Many of you Linux junkies will probably spend most of your time in terminals. So you may be wondering how to spice up the plain old boring-looking terminal environment. If you are looking to enhance the look of your terminal window, one way is screenFetch.
According to its creator, screenFetch is a “bash screenshot information tool”. This tool can show inside a bash terminal various pieces of system information, as well as nifty ASCII arts such as your Linux distribution logo. screenFetch can auto detect your Linux distribution and display its logo (currently supporting Arch Linux, Mint, LMDE, Ubuntu, Debian, Fedora, SuSe/Opensuse, Mandriva/Mandrake, Crunchbang, Gentoo, Red Hat Linux, and Tiny Core distributions.
Install screenFetch on Linux
To install screenFetch, follow the steps below.
For other distributions, download the archive from github, then extract it into whatever directory you want. Make sure to change screenfetch-dev file executable as follows.

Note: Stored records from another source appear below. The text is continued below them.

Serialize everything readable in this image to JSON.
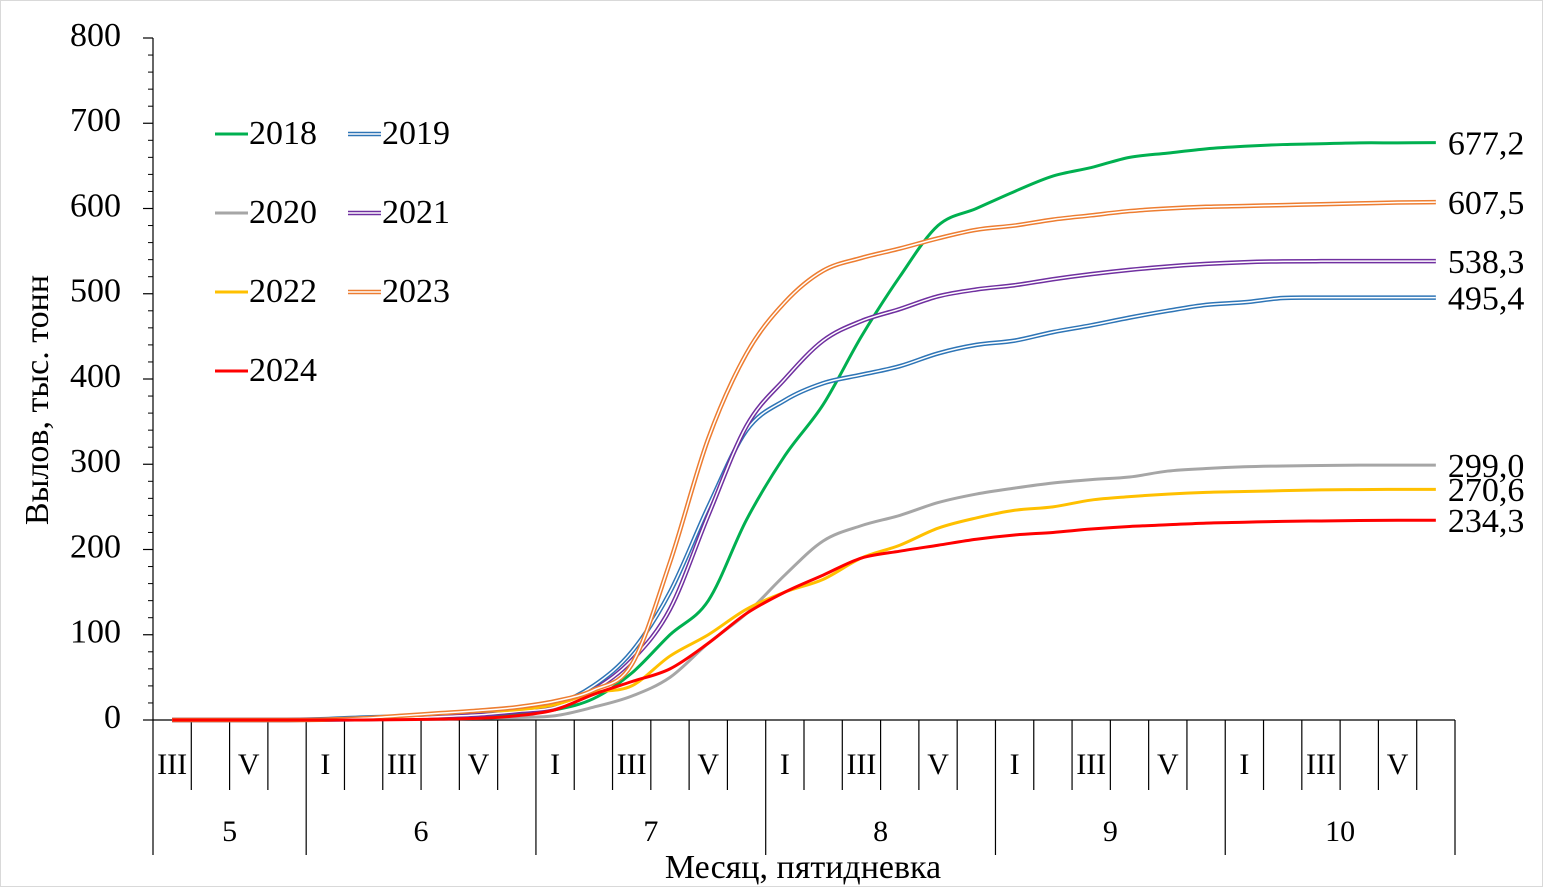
{
  "chart_data": {
    "type": "line",
    "y_label": "Вылов, тыс. тонн",
    "x_label": "Месяц, пятидневка",
    "categories": [
      "III",
      null,
      "V",
      null,
      "I",
      null,
      "III",
      null,
      "V",
      null,
      "I",
      null,
      "III",
      null,
      "V",
      null,
      "I",
      null,
      "III",
      null,
      "V",
      null,
      "I",
      null,
      "III",
      null,
      "V",
      null,
      "I",
      null,
      "III",
      null,
      "V",
      null
    ],
    "month_groups": [
      {
        "label": "5",
        "count": 4
      },
      {
        "label": "6",
        "count": 6
      },
      {
        "label": "7",
        "count": 6
      },
      {
        "label": "8",
        "count": 6
      },
      {
        "label": "9",
        "count": 6
      },
      {
        "label": "10",
        "count": 6
      }
    ],
    "ylim": [
      0,
      800
    ],
    "yticks": [
      0,
      100,
      200,
      300,
      400,
      500,
      600,
      700,
      800
    ],
    "series": [
      {
        "name": "2018",
        "color": "#00b050",
        "double": false,
        "end_label": "677,2",
        "values": [
          0,
          0,
          0,
          0,
          0,
          0.5,
          1,
          2,
          4,
          7,
          12,
          25,
          55,
          100,
          140,
          235,
          310,
          370,
          450,
          520,
          580,
          600,
          620,
          638,
          648,
          660,
          665,
          670,
          673,
          675,
          676,
          677,
          677,
          677.2
        ]
      },
      {
        "name": "2019",
        "color": "#2e75b6",
        "double": true,
        "end_label": "495,4",
        "values": [
          0,
          0,
          0,
          0,
          1,
          3,
          4,
          6,
          8,
          12,
          18,
          40,
          80,
          150,
          250,
          340,
          375,
          395,
          405,
          415,
          430,
          440,
          445,
          455,
          463,
          472,
          480,
          487,
          490,
          495,
          495.4,
          495.4,
          495.4,
          495.4
        ]
      },
      {
        "name": "2020",
        "color": "#a6a6a6",
        "double": false,
        "end_label": "299,0",
        "values": [
          0,
          0,
          0,
          0,
          0,
          0.5,
          1,
          1.5,
          2,
          3,
          5,
          15,
          28,
          50,
          90,
          125,
          170,
          210,
          228,
          240,
          255,
          265,
          272,
          278,
          282,
          285,
          292,
          295,
          297,
          298,
          298.5,
          299,
          299,
          299.0
        ]
      },
      {
        "name": "2021",
        "color": "#7030a0",
        "double": true,
        "end_label": "538,3",
        "values": [
          0,
          0,
          0,
          0,
          0.5,
          1,
          2,
          4,
          6,
          10,
          15,
          35,
          70,
          130,
          240,
          345,
          400,
          445,
          468,
          482,
          497,
          505,
          510,
          517,
          523,
          528,
          532,
          535,
          537,
          538,
          538.2,
          538.3,
          538.3,
          538.3
        ]
      },
      {
        "name": "2022",
        "color": "#ffc000",
        "double": false,
        "end_label": "270,6",
        "values": [
          0,
          0,
          0,
          0,
          1,
          2,
          5,
          8,
          10,
          12,
          18,
          32,
          40,
          75,
          100,
          130,
          150,
          165,
          190,
          205,
          225,
          237,
          246,
          250,
          258,
          262,
          265,
          267,
          268,
          269,
          270,
          270.3,
          270.5,
          270.6
        ]
      },
      {
        "name": "2023",
        "color": "#ed7d31",
        "double": true,
        "end_label": "607,5",
        "values": [
          0,
          0,
          0,
          0,
          0.5,
          2,
          5,
          8,
          11,
          15,
          22,
          35,
          65,
          185,
          330,
          430,
          490,
          527,
          542,
          553,
          565,
          575,
          580,
          587,
          592,
          597,
          600,
          602,
          603,
          604,
          605,
          606,
          607,
          607.5
        ]
      },
      {
        "name": "2024",
        "color": "#ff0000",
        "double": false,
        "end_label": "234,3",
        "values": [
          0,
          0,
          0,
          0,
          0,
          0,
          0.5,
          1,
          2,
          5,
          12,
          30,
          45,
          60,
          90,
          125,
          150,
          170,
          190,
          198,
          205,
          212,
          217,
          220,
          224,
          227,
          229,
          231,
          232,
          233,
          233.5,
          234,
          234.3,
          234.3
        ]
      }
    ]
  }
}
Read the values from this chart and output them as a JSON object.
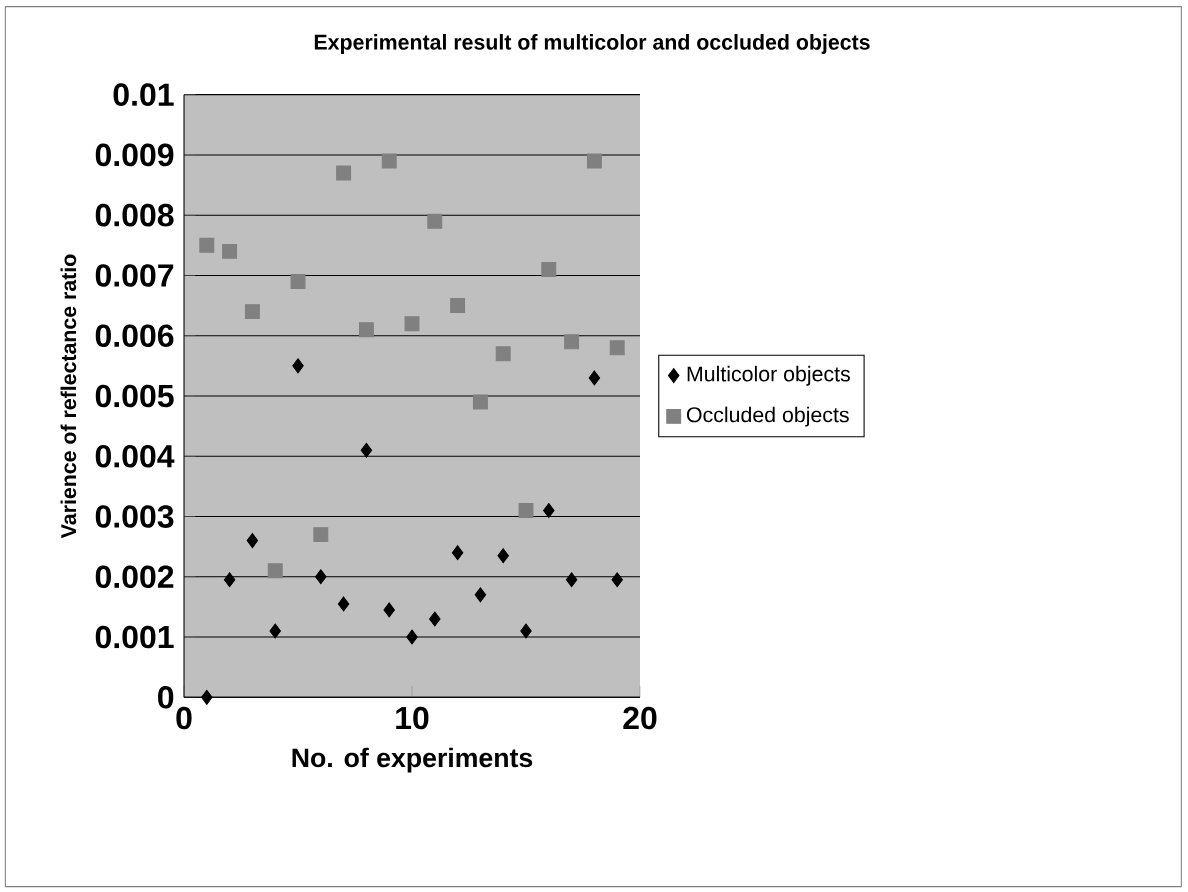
{
  "chart_data": {
    "type": "scatter",
    "title": "Experimental result of multicolor and occluded objects",
    "xlabel": "No. of experiments",
    "ylabel": "Varience of reflectance ratio",
    "x": [
      1,
      2,
      3,
      4,
      5,
      6,
      7,
      8,
      9,
      10,
      11,
      12,
      13,
      14,
      15,
      16,
      17,
      18,
      19
    ],
    "series": [
      {
        "name": "Multicolor objects",
        "color": "#000000",
        "marker": "diamond",
        "values": [
          0,
          0.00195,
          0.0026,
          0.0011,
          0.0055,
          0.002,
          0.00155,
          0.0041,
          0.00145,
          0.001,
          0.0013,
          0.0024,
          0.0017,
          0.00235,
          0.0011,
          0.0031,
          0.00195,
          0.0053,
          0.00195
        ]
      },
      {
        "name": "Occluded objects",
        "color": "#808080",
        "marker": "square",
        "values": [
          0.0075,
          0.0074,
          0.0064,
          0.0021,
          0.0069,
          0.0027,
          0.0087,
          0.0061,
          0.0089,
          0.0062,
          0.0079,
          0.0065,
          0.0049,
          0.0057,
          0.0031,
          0.0071,
          0.0059,
          0.0089,
          0.0058
        ]
      }
    ],
    "xlim": [
      0,
      20
    ],
    "xticks": [
      0,
      10,
      20
    ],
    "ylim": [
      0,
      0.01
    ],
    "yticks": [
      0,
      0.001,
      0.002,
      0.003,
      0.004,
      0.005,
      0.006,
      0.007,
      0.008,
      0.009,
      0.01
    ],
    "grid": "y",
    "legend": "right"
  }
}
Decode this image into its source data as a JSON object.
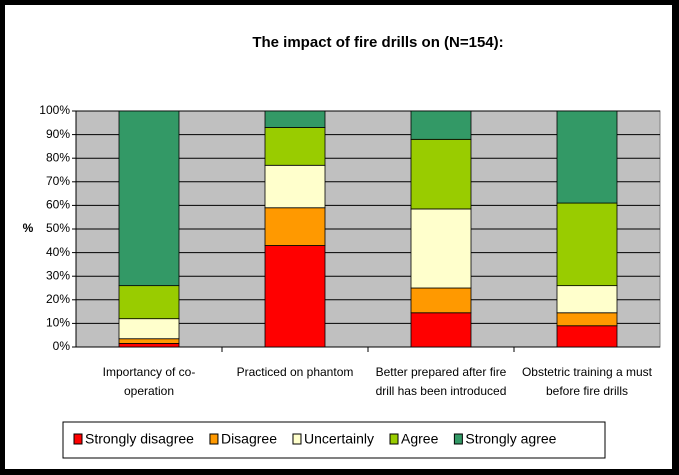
{
  "chart_data": {
    "type": "stacked_bar",
    "title": "The impact of fire drills on (N=154):",
    "ylabel": "%",
    "categories": [
      "Importancy of co-operation",
      "Practiced on phantom",
      "Better prepared after fire drill has been introduced",
      "Obstetric training a must before fire drills"
    ],
    "series": [
      {
        "name": "Strongly disagree",
        "color": "#ff0000",
        "values": [
          1.5,
          43,
          14.5,
          9
        ]
      },
      {
        "name": "Disagree",
        "color": "#ff9900",
        "values": [
          2,
          16,
          10.5,
          5.5
        ]
      },
      {
        "name": "Uncertainly",
        "color": "#ffffcc",
        "values": [
          8.5,
          18,
          33.5,
          11.5
        ]
      },
      {
        "name": "Agree",
        "color": "#99cc00",
        "values": [
          14,
          16,
          29.5,
          35
        ]
      },
      {
        "name": "Strongly agree",
        "color": "#339966",
        "values": [
          74,
          7,
          12,
          39
        ]
      }
    ],
    "ylim": [
      0,
      100
    ],
    "yticks": [
      {
        "value": 0,
        "label": "0%"
      },
      {
        "value": 10,
        "label": "10%"
      },
      {
        "value": 20,
        "label": "20%"
      },
      {
        "value": 30,
        "label": "30%"
      },
      {
        "value": 40,
        "label": "40%"
      },
      {
        "value": 50,
        "label": "50%"
      },
      {
        "value": 60,
        "label": "60%"
      },
      {
        "value": 70,
        "label": "70%"
      },
      {
        "value": 80,
        "label": "80%"
      },
      {
        "value": 90,
        "label": "90%"
      },
      {
        "value": 100,
        "label": "100%"
      }
    ],
    "grid": true,
    "plot_background": "#c0c0c0",
    "legend": "bottom"
  }
}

$ wget https://raw.githubusercontent.com/KittyKatt/screenFetch/master/screenfetch-dev $ sudo cp screenfetch-dev /usr/local/bin/screenfetch $ cd /usr/local/bin/ $ sudo chmod 755 screenfetch
screenFetch in Action
If you want to execute screenFetch each time you open a terminal or login in to console, add “screenfetch” command at the end of your .bashrc file.
Optionally, you can define your Linux distro with a command line option “-D”.
$ screenfetch -D 'Ubuntu' $ screenfetch
If you want, you can have screenFetch run any custom screenshot command.
$ screenfetch -c '/path/to/my_custom_script.sh'
Remember, when screenFetch auto-starts in your terminal, it will make your terminal response slower at its first appearance because screenFetch needs to gather information.